Tout est parti d'un... cochon rôti. Après une expérience culinaire qui l'a fait basculer vers le véganisme, Marie Viard-Klein, 23 ans, a décliné tout son quotidien vers ce nouveau mode de vie, de l'alimentation aux vêtements. Car si le véganisme implique de tirer un trait sur la viande, le poisson, les produits laitiers, les oeufs ou encore le miel, il exclut également toute consommation de produits issus des animaux, de leur exploitation ou testé sur eux comme le cuir, la fourrure ou la laine. Confrontée au manque de choix en France, la jeune Bordelaise étudiante en marketing a décidé de lancer sa propre marque de chaussures vegan, qui porte le joli nom de Minuit sur Terre. Une gamme qui allie matières végétales, fabrication éthique et prix doux.

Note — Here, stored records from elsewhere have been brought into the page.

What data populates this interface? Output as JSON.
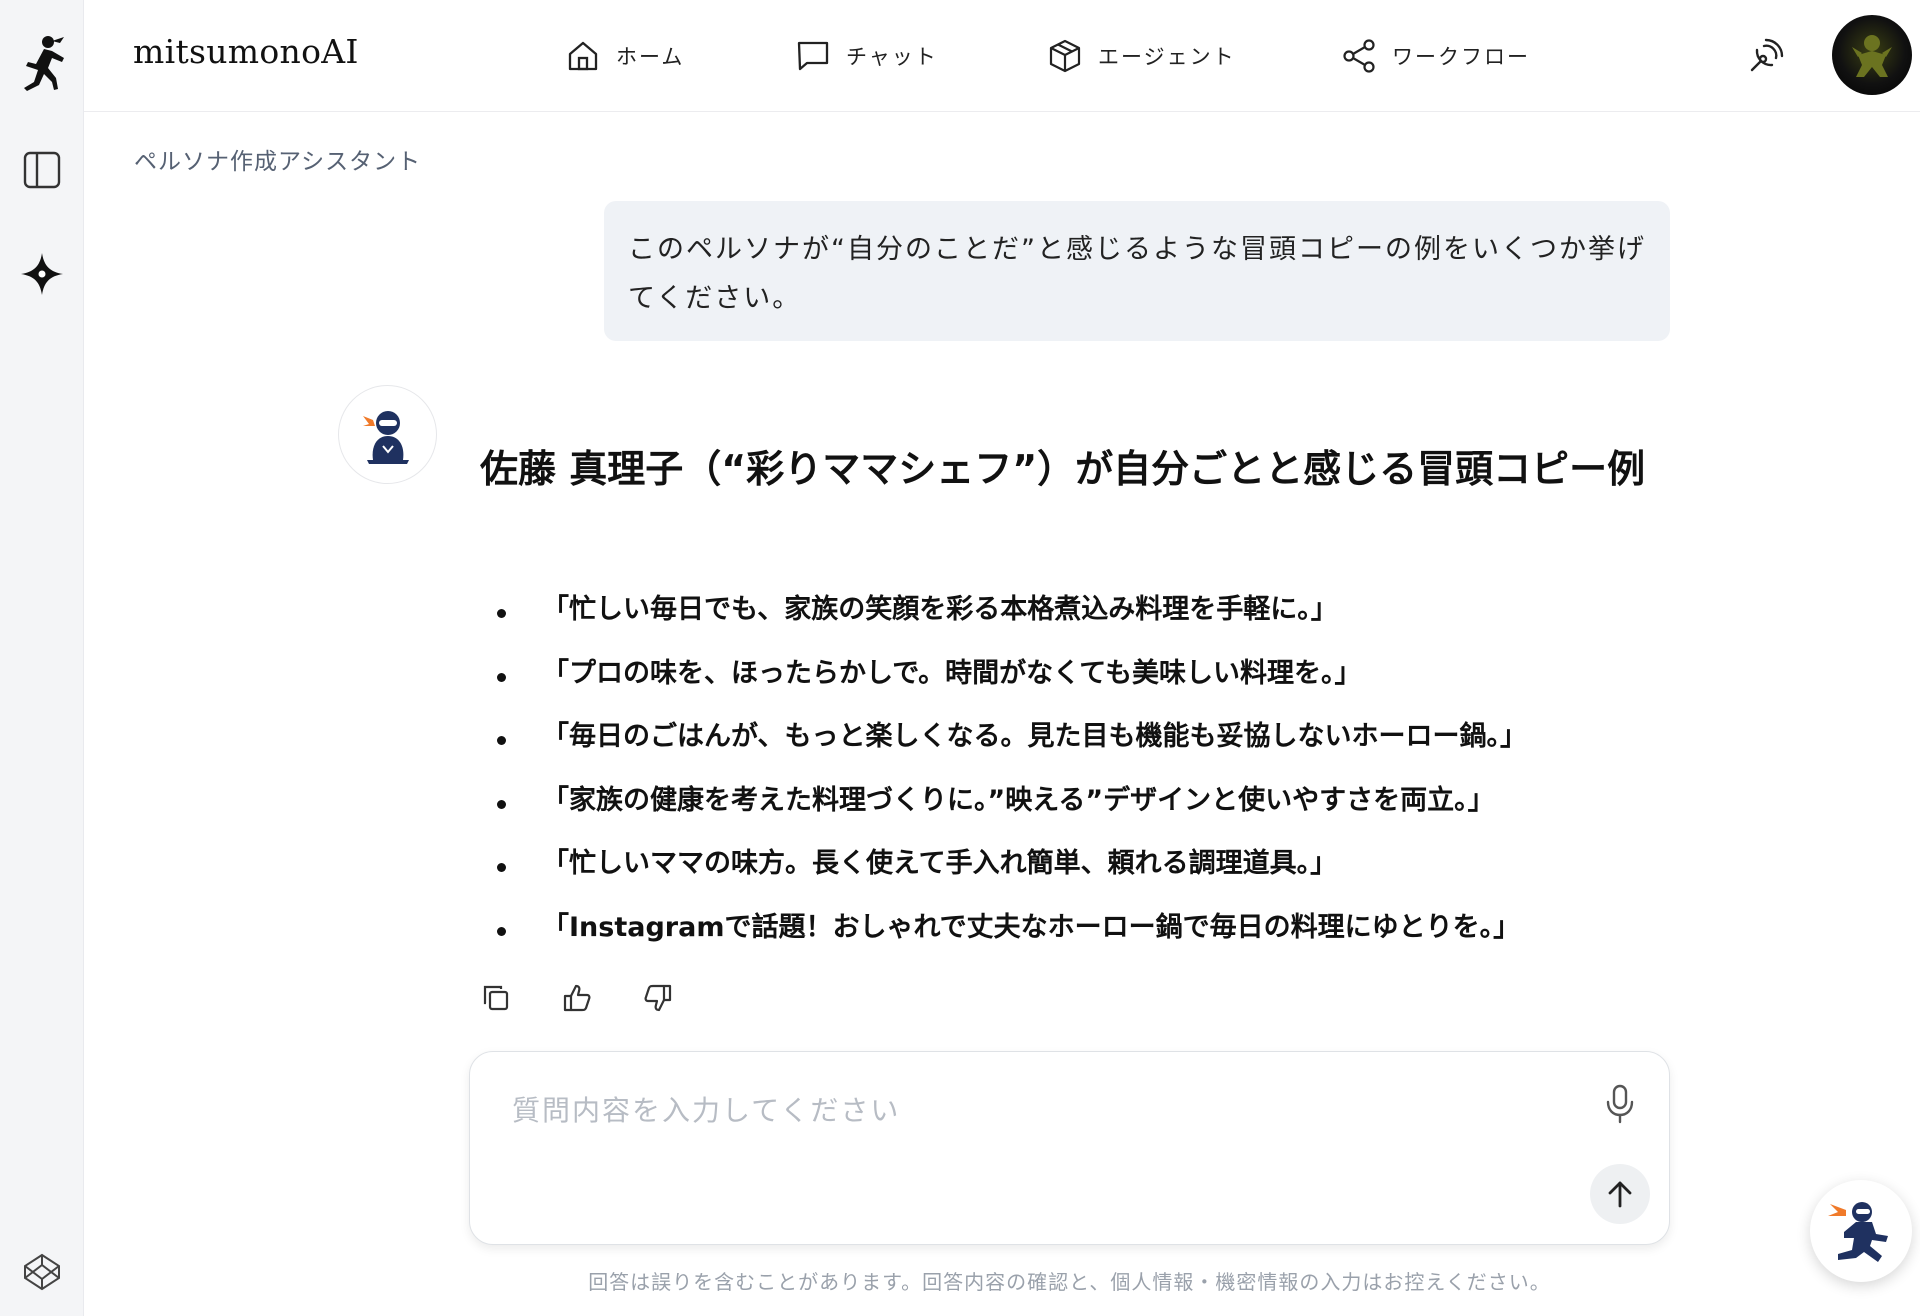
{
  "app": {
    "brand": "mitsumonoAI"
  },
  "nav": [
    {
      "label": "ホーム",
      "icon": "home-icon"
    },
    {
      "label": "チャット",
      "icon": "chat-icon"
    },
    {
      "label": "エージェント",
      "icon": "cube-icon"
    },
    {
      "label": "ワークフロー",
      "icon": "share-nodes-icon"
    }
  ],
  "breadcrumb": "ペルソナ作成アシスタント",
  "user_message": "このペルソナが“自分のことだ”と感じるような冒頭コピーの例をいくつか挙げてください。",
  "answer": {
    "title": "佐藤 真理子（“彩りママシェフ”）が自分ごとと感じる冒頭コピー例",
    "items": [
      "「忙しい毎日でも、家族の笑顔を彩る本格煮込み料理を手軽に。」",
      "「プロの味を、ほったらかしで。時間がなくても美味しい料理を。」",
      "「毎日のごはんが、もっと楽しくなる。見た目も機能も妥協しないホーロー鍋。」",
      "「家族の健康を考えた料理づくりに。”映える”デザインと使いやすさを両立。」",
      "「忙しいママの味方。長く使えて手入れ簡単、頼れる調理道具。」",
      "「Instagramで話題！おしゃれで丈夫なホーロー鍋で毎日の料理にゆとりを。」"
    ]
  },
  "composer": {
    "placeholder": "質問内容を入力してください",
    "value": ""
  },
  "disclaimer": "回答は誤りを含むことがあります。回答内容の確認と、個人情報・機密情報の入力はお控えください。",
  "colors": {
    "accent_orange": "#f07a2a",
    "ninja_navy": "#1f3160",
    "rail_bg": "#f4f5f7",
    "bubble_bg": "#eff2f6"
  }
}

Nous avons interrogé l'entrepreneuse green-friendly sur son parcours, ses valeurs et ses conseils pour concilier vie pro et perso.

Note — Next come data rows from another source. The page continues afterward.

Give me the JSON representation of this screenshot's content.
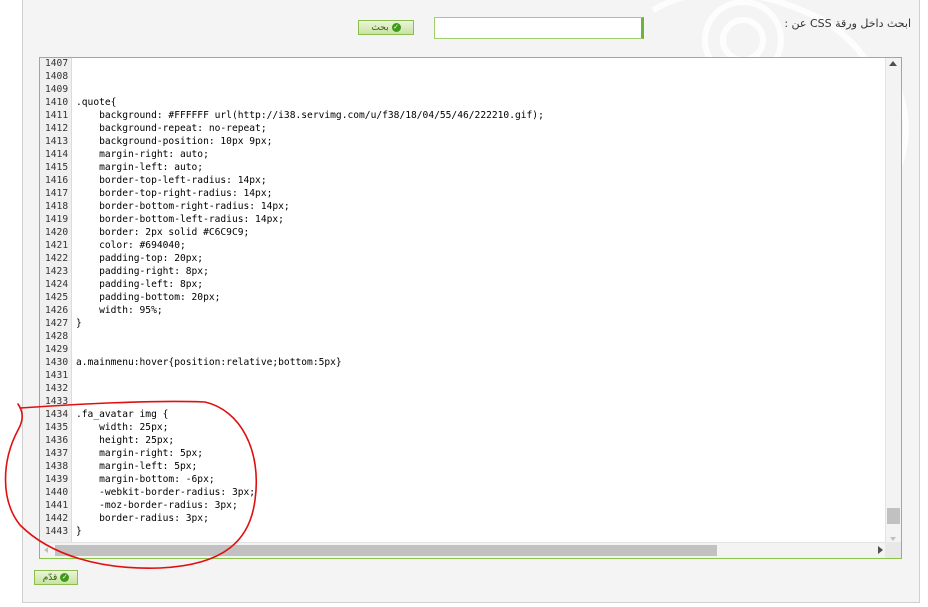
{
  "search": {
    "label": "ابحث داخل ورقة CSS عن :",
    "value": "",
    "button_label": "بحث"
  },
  "submit": {
    "label": "قدّم"
  },
  "editor": {
    "lines": [
      {
        "n": "1407",
        "code": ""
      },
      {
        "n": "1408",
        "code": ""
      },
      {
        "n": "1409",
        "code": ""
      },
      {
        "n": "1410",
        "code": ".quote{"
      },
      {
        "n": "1411",
        "code": "    background: #FFFFFF url(http://i38.servimg.com/u/f38/18/04/55/46/222210.gif);"
      },
      {
        "n": "1412",
        "code": "    background-repeat: no-repeat;"
      },
      {
        "n": "1413",
        "code": "    background-position: 10px 9px;"
      },
      {
        "n": "1414",
        "code": "    margin-right: auto;"
      },
      {
        "n": "1415",
        "code": "    margin-left: auto;"
      },
      {
        "n": "1416",
        "code": "    border-top-left-radius: 14px;"
      },
      {
        "n": "1417",
        "code": "    border-top-right-radius: 14px;"
      },
      {
        "n": "1418",
        "code": "    border-bottom-right-radius: 14px;"
      },
      {
        "n": "1419",
        "code": "    border-bottom-left-radius: 14px;"
      },
      {
        "n": "1420",
        "code": "    border: 2px solid #C6C9C9;"
      },
      {
        "n": "1421",
        "code": "    color: #694040;"
      },
      {
        "n": "1422",
        "code": "    padding-top: 20px;"
      },
      {
        "n": "1423",
        "code": "    padding-right: 8px;"
      },
      {
        "n": "1424",
        "code": "    padding-left: 8px;"
      },
      {
        "n": "1425",
        "code": "    padding-bottom: 20px;"
      },
      {
        "n": "1426",
        "code": "    width: 95%;"
      },
      {
        "n": "1427",
        "code": "}"
      },
      {
        "n": "1428",
        "code": ""
      },
      {
        "n": "1429",
        "code": ""
      },
      {
        "n": "1430",
        "code": "a.mainmenu:hover{position:relative;bottom:5px}"
      },
      {
        "n": "1431",
        "code": ""
      },
      {
        "n": "1432",
        "code": ""
      },
      {
        "n": "1433",
        "code": ""
      },
      {
        "n": "1434",
        "code": ".fa_avatar img {"
      },
      {
        "n": "1435",
        "code": "    width: 25px;"
      },
      {
        "n": "1436",
        "code": "    height: 25px;"
      },
      {
        "n": "1437",
        "code": "    margin-right: 5px;"
      },
      {
        "n": "1438",
        "code": "    margin-left: 5px;"
      },
      {
        "n": "1439",
        "code": "    margin-bottom: -6px;"
      },
      {
        "n": "1440",
        "code": "    -webkit-border-radius: 3px;"
      },
      {
        "n": "1441",
        "code": "    -moz-border-radius: 3px;"
      },
      {
        "n": "1442",
        "code": "    border-radius: 3px;"
      },
      {
        "n": "1443",
        "code": "}"
      }
    ]
  },
  "colors": {
    "accent_green": "#8bc34a",
    "annotation_red": "#e01010"
  },
  "icons": {
    "search_button_icon": "check-circle-icon",
    "submit_button_icon": "check-circle-icon"
  }
}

J'ai lancé Minuit Sur Terre alors que j'étais encore étudiante, en double diplôme entre Sciences Po Bordeaux (master Gestion des entreprises) et l'IAE de Bordeaux (master marketing). J'ai pu ainsi obtenir le statut étudiant entrepreneur et convertir mon stage de fin d'études en période dédiée à la création de mon projet. J'ai eu un parcours étudiant un peu atypique car j'ai su ce que je voulais faire très tard et j'ai donc suivi des études très généralistes jusqu'à la troisième année de Sciences Po, où j'ai trouvé ma voie : je voulais faire du marketing. Après un an de césure en stage, ce projet s'est confirmé, mais n'a jamais vraiment abouti pour autant puisque Minuit Sur Terre est mon premier poste. Je n'avais jamais eu pour vocation de créer mon entreprise avant que l'idée ne me "tombe dessus" !
Je suis devenue végétarienne il y a presque 6 ans maintenant : j'étais à l'anniversaire d'une amie, c'était une grande fête et ils avaient prévu un cochon rôti à la broche. Je n'ai pas pu en manger ce soir-là et je suis devenue végétarienne très rapidement ensuite. Dans les 6 mois qui ont suivi, je suis devenue végétalienne puis végane, au fur et à mesure que je découvrais les dessous de l'élevage et de la condition animale. autre produit issu des animaux, de leur exploitation ou testé sur eux comme le cuir, la fourrure ou la laine.
Lorsqu'est venu le moment de remplacer mes chaussures en cuir en fin de vie, j'ai beaucoup cherché sur internet des chaussures sans cuir, mais sans succès : j'avais le choix entre des marques éco-responsables labellisées véganes mais dont le style ne me convenait pas du tout, ou des chaussures bas de gamme en plastique dans les grandes enseignes de fast-fashion avec une empreinte carbone et humaine plus que moyenne.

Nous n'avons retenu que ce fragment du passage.